Kellogg specializes in Commercial Class Action litigation. He is representing Gilmer and other people in a class action lawsuit related to the alleged Ponzi scheme.

“Consistently it’s people losing everything, you hear a lot of that,” Kellogg said.  

According to a Federal Trade Commission analysis of consumer complaint data, investment scams promising high returns jumped 70 percent in the second quarter of 2020 compared with the same period in 2019.

Bautista says he thought his money was going to help fund small businesses. He signed a contract with a company named MJ Capital Funding. The business was operating out of a tax office in Pompano Beach.

A civil complaint from the U.S. Securities and Exchange Commission alleges MJ Capital raised at least $70 million in fraudulent security offerings and used at least $20 million of new investor money to pay old investors.
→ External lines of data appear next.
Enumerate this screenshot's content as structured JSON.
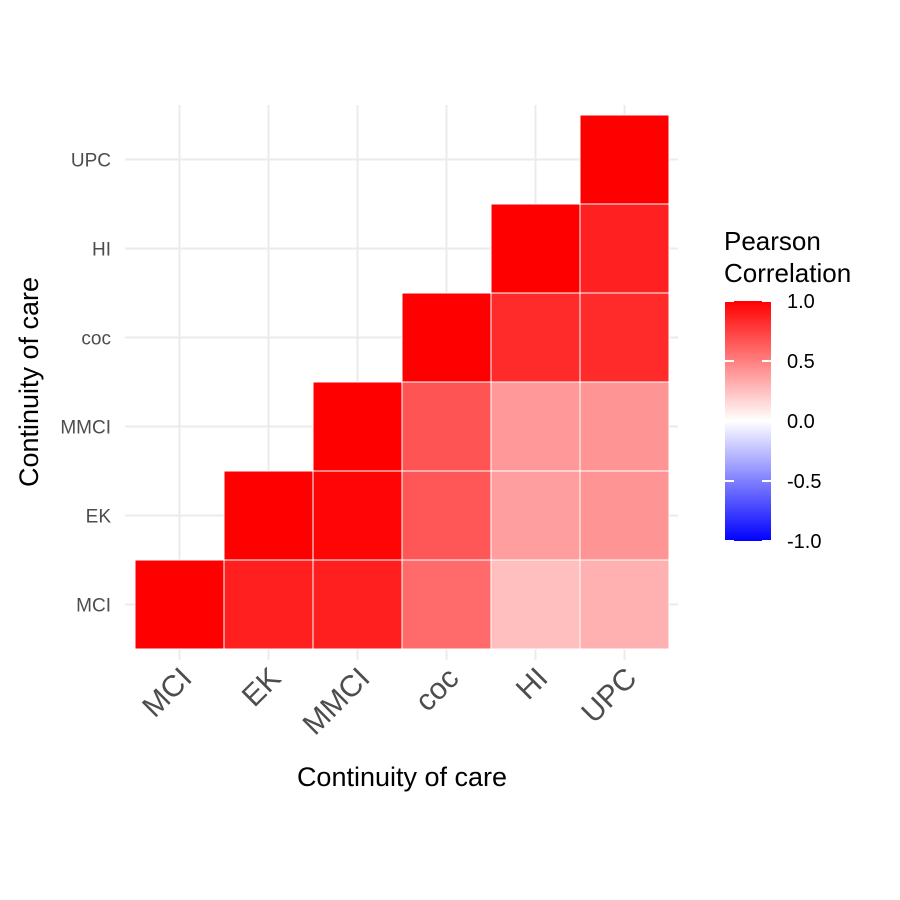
{
  "chart_data": {
    "type": "heatmap",
    "title": "",
    "xlabel": "Continuity of care",
    "ylabel": "Continuity of care",
    "categories": [
      "MCI",
      "EK",
      "MMCI",
      "coc",
      "HI",
      "UPC"
    ],
    "cells": [
      {
        "x": "MCI",
        "y": "MCI",
        "value": 1.0
      },
      {
        "x": "EK",
        "y": "MCI",
        "value": 0.88
      },
      {
        "x": "MMCI",
        "y": "MCI",
        "value": 0.88
      },
      {
        "x": "coc",
        "y": "MCI",
        "value": 0.58
      },
      {
        "x": "HI",
        "y": "MCI",
        "value": 0.25
      },
      {
        "x": "UPC",
        "y": "MCI",
        "value": 0.31
      },
      {
        "x": "EK",
        "y": "EK",
        "value": 1.0
      },
      {
        "x": "MMCI",
        "y": "EK",
        "value": 0.98
      },
      {
        "x": "coc",
        "y": "EK",
        "value": 0.66
      },
      {
        "x": "HI",
        "y": "EK",
        "value": 0.38
      },
      {
        "x": "UPC",
        "y": "EK",
        "value": 0.42
      },
      {
        "x": "MMCI",
        "y": "MMCI",
        "value": 1.0
      },
      {
        "x": "coc",
        "y": "MMCI",
        "value": 0.67
      },
      {
        "x": "HI",
        "y": "MMCI",
        "value": 0.4
      },
      {
        "x": "UPC",
        "y": "MMCI",
        "value": 0.42
      },
      {
        "x": "coc",
        "y": "coc",
        "value": 1.0
      },
      {
        "x": "HI",
        "y": "coc",
        "value": 0.83
      },
      {
        "x": "UPC",
        "y": "coc",
        "value": 0.83
      },
      {
        "x": "HI",
        "y": "HI",
        "value": 1.0
      },
      {
        "x": "UPC",
        "y": "HI",
        "value": 0.87
      },
      {
        "x": "UPC",
        "y": "UPC",
        "value": 1.0
      }
    ],
    "legend": {
      "title_lines": [
        "Pearson",
        "Correlation"
      ],
      "ticks": [
        "1.0",
        "0.5",
        "0.0",
        "-0.5",
        "-1.0"
      ],
      "limits": [
        -1.0,
        1.0
      ],
      "placement": "right"
    },
    "colors": {
      "low": "#0000ff",
      "mid": "#ffffff",
      "high": "#ff0000",
      "grid": "#ebebeb"
    },
    "grid": true
  }
}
The complaint also alleges a portion of $27.4 million went to people responsible for recruiting new investors.

Gilmer said a salesperson lured him in on social media.

“She said don’t worry Gilmer, it’s 100 percent real,” Bautista described.

 Once he was on the hook, he says he invested $45,000.

“Anyone can post whatever they want, anyone can fabricate a complete life on social media, they can show you what they want you to see,” Cinthya Lavin with Better Business Bureau said.

Lavin says social media is one way scammers lure victims into investment schemes.

“What these so-called investors use is the promise of a big change in your life, going from working a regular job or a 9 to 5, even being unemployed to extreme riches,” Lavin says.

Lavin said promises like a consistent, high rate of return and luxury lifestyle should be red flags that an investment may not be legitimate.

She also suggests researching if the person you are giving your money to is registered or licensed to sell the investments they are offering.

“If they are fortunate to find out early, they may be fortunate to enough to get their money back,” Kellogg said.

Bautista is yet to get his money back.  

“With that money I could have done anything else, put a down payment on a car, or for a house, buy an apartment,” Bautista said.

He hopes his story will serve as a warning to others.

“It can happen to anyone,” Bautista said.

NBC 6 Responds reached out to an attorney representing Johanna Garcia the owner of MJ Capital Funding. No comment has been received, but her attorney has told other media outlets Garcia denies the claims and that she did not do anything knowingly incorrect or improper.

There is also an online petition with over 3200 signatures supporting Garcia. Some signatures are from investors who say they received the money they were promised from MJ Capital Funding.

The case is scheduled to go to trial in May 2023.